Demokrasi yang Mahal dan Kehilangan Makna
Kritik Ketua DPD RI Sultan Najamudin terhadap tingginya biaya Pilkada menyentuh akar persoalan demokrasi kita. Biaya politik yang sangat besar dalam setiap kontestasi daerah telah menjadikan demokrasi elektoral sebagai arena kompetisi modal, bukan kompetisi gagasan.
Akibatnya, muncul praktik jual beli rekomendasi partai, politik uang, dan ketergantungan terhadap pemodal.

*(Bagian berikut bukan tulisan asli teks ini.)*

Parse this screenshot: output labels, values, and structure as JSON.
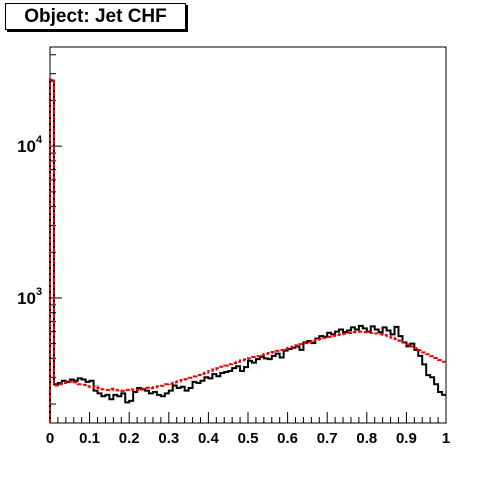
{
  "chart_data": {
    "type": "step",
    "title": "Object: Jet CHF",
    "xlim": [
      0,
      1
    ],
    "ylim": [
      150,
      45000
    ],
    "log_y": true,
    "grid": false,
    "legend": "none",
    "x_ticks": [
      "0",
      "0.1",
      "0.2",
      "0.3",
      "0.4",
      "0.5",
      "0.6",
      "0.7",
      "0.8",
      "0.9",
      "1"
    ],
    "y_ticks": [
      {
        "value": 10000,
        "base": "10",
        "exp": "4"
      },
      {
        "value": 1000,
        "base": "10",
        "exp": "3"
      }
    ],
    "bins": 100,
    "series": [
      {
        "color": "#000000",
        "style": "solid",
        "values": [
          27000,
          270,
          275,
          285,
          280,
          290,
          285,
          295,
          290,
          280,
          285,
          245,
          235,
          225,
          230,
          215,
          230,
          225,
          235,
          205,
          210,
          240,
          255,
          250,
          245,
          235,
          240,
          230,
          225,
          235,
          245,
          265,
          255,
          260,
          245,
          255,
          280,
          275,
          285,
          300,
          295,
          315,
          305,
          320,
          325,
          330,
          345,
          355,
          330,
          350,
          385,
          375,
          395,
          410,
          400,
          395,
          415,
          430,
          405,
          450,
          460,
          470,
          480,
          455,
          510,
          520,
          505,
          540,
          560,
          555,
          590,
          575,
          600,
          620,
          595,
          610,
          640,
          620,
          655,
          630,
          600,
          650,
          620,
          595,
          640,
          610,
          575,
          645,
          560,
          510,
          480,
          500,
          455,
          415,
          365,
          310,
          300,
          270,
          240,
          230
        ]
      },
      {
        "color": "#ee0000",
        "style": "dashed",
        "values": [
          27500,
          265,
          270,
          275,
          280,
          282,
          278,
          270,
          268,
          262,
          258,
          262,
          255,
          250,
          248,
          252,
          248,
          246,
          244,
          248,
          250,
          246,
          248,
          252,
          256,
          254,
          258,
          262,
          264,
          270,
          272,
          278,
          282,
          288,
          292,
          298,
          304,
          310,
          316,
          322,
          330,
          338,
          344,
          352,
          358,
          366,
          372,
          380,
          388,
          394,
          400,
          408,
          414,
          420,
          428,
          434,
          440,
          448,
          454,
          462,
          470,
          478,
          488,
          496,
          504,
          512,
          522,
          530,
          538,
          546,
          554,
          562,
          570,
          576,
          582,
          588,
          594,
          598,
          600,
          596,
          592,
          588,
          584,
          578,
          570,
          560,
          548,
          536,
          522,
          508,
          494,
          480,
          466,
          452,
          438,
          426,
          414,
          402,
          390,
          380
        ]
      }
    ]
  }
}
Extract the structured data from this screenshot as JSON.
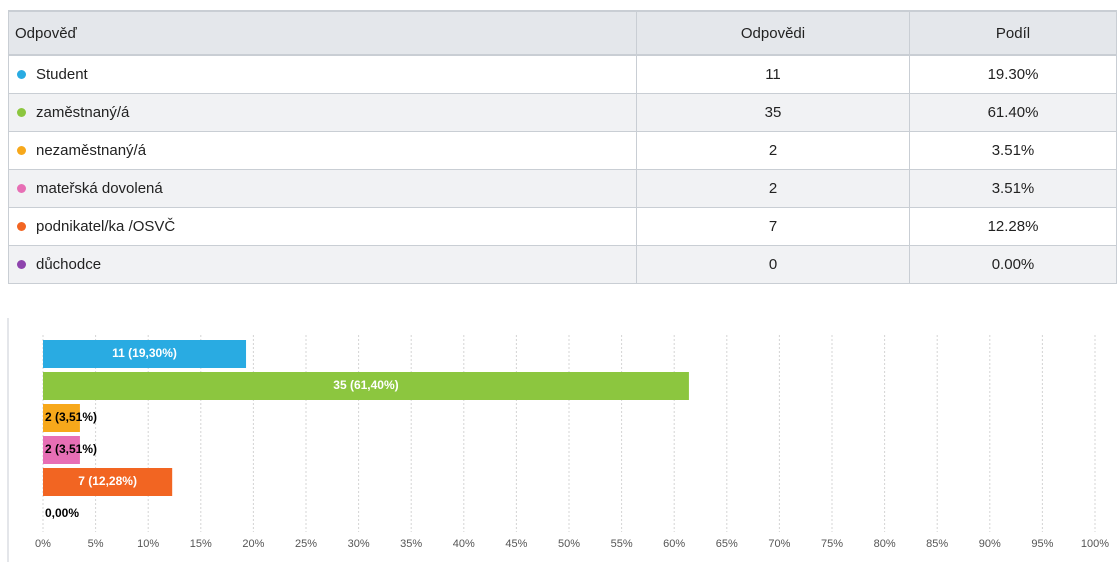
{
  "table": {
    "headers": [
      "Odpověď",
      "Odpovědi",
      "Podíl"
    ],
    "rows": [
      [
        "Student",
        11,
        "19.30%"
      ],
      [
        "zaměstnaný/á",
        35,
        "61.40%"
      ],
      [
        "nezaměstnaný/á",
        2,
        "3.51%"
      ],
      [
        "mateřská dovolená",
        2,
        "3.51%"
      ],
      [
        "podnikatel/ka /OSVČ",
        7,
        "12.28%"
      ],
      [
        "důchodce",
        0,
        "0.00%"
      ]
    ]
  },
  "chart_data": {
    "type": "bar",
    "orientation": "horizontal",
    "values": [
      19.3,
      61.4,
      3.51,
      3.51,
      12.28,
      0.0
    ],
    "value_labels": [
      "11 (19,30%)",
      "35 (61,40%)",
      "2 (3,51%)",
      "2 (3,51%)",
      "7 (12,28%)",
      "0,00%"
    ],
    "colors": [
      "#29abe2",
      "#8cc63f",
      "#f7a81b",
      "#e76fb5",
      "#f26522",
      "#8e44ad"
    ],
    "xlim": [
      0,
      100
    ],
    "xticks": [
      {
        "value": 0,
        "label": "0%"
      },
      {
        "value": 5,
        "label": "5%"
      },
      {
        "value": 10,
        "label": "10%"
      },
      {
        "value": 15,
        "label": "15%"
      },
      {
        "value": 20,
        "label": "20%"
      },
      {
        "value": 25,
        "label": "25%"
      },
      {
        "value": 30,
        "label": "30%"
      },
      {
        "value": 35,
        "label": "35%"
      },
      {
        "value": 40,
        "label": "40%"
      },
      {
        "value": 45,
        "label": "45%"
      },
      {
        "value": 50,
        "label": "50%"
      },
      {
        "value": 55,
        "label": "55%"
      },
      {
        "value": 60,
        "label": "60%"
      },
      {
        "value": 65,
        "label": "65%"
      },
      {
        "value": 70,
        "label": "70%"
      },
      {
        "value": 75,
        "label": "75%"
      },
      {
        "value": 80,
        "label": "80%"
      },
      {
        "value": 85,
        "label": "85%"
      },
      {
        "value": 90,
        "label": "90%"
      },
      {
        "value": 95,
        "label": "95%"
      },
      {
        "value": 100,
        "label": "100%"
      }
    ],
    "grid": true
  }
}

Pilkada yang berbiaya tinggi hanyalah cermin dari sistem politik nasional yang semakin mahal. Jika Pilkada saja menguras miliaran rupiah, maka Pemilihan Presiden (Pilpres) langsung jelas menghabiskan biaya yang jauh lebih besar, baik bagi negara maupun kandidat.
Karena itu, DPD RI perlu melangkah lebih jauh dari sekadar mengkritik. Sebagai lembaga perwakilan daerah yang juga bagian dari MPR RI, DPD memiliki peran strategis untuk memimpin gerakan reformasi politik menuju sistem pemilihan presiden melalui MPR RI.
Menata Ulang Demokrasi KonstitusionalSistem pemilihan presiden oleh MPR bukan kemunduran, melainkan jalan konstitusional untuk menekan biaya politik dan memperkuat permusyawaratan sebagai jati diri bangsa. Demokrasi tidak harus mahal, asalkan dijalankan dengan integritas dan tanggung jawab.
Sudah saatnya DPD RI, yang seluruh anggotanya juga anggota MPR RI, mendukung langkah Presiden dalam merawat konstitusi serta memutus utang budi elektoral yang selama ini membelenggu pemerintahan.
Dukungan itu harus disertai upaya menghapus polarisasi politik individual dan relawan yang sering dibackup oleh kekuatan oligarkis dan feodalistis.
Politik semacam itu cenderung Jawa-sentris dan menjauh dari semangat Indonesia-sentris yang menempatkan semua daerah dalam posisi setara.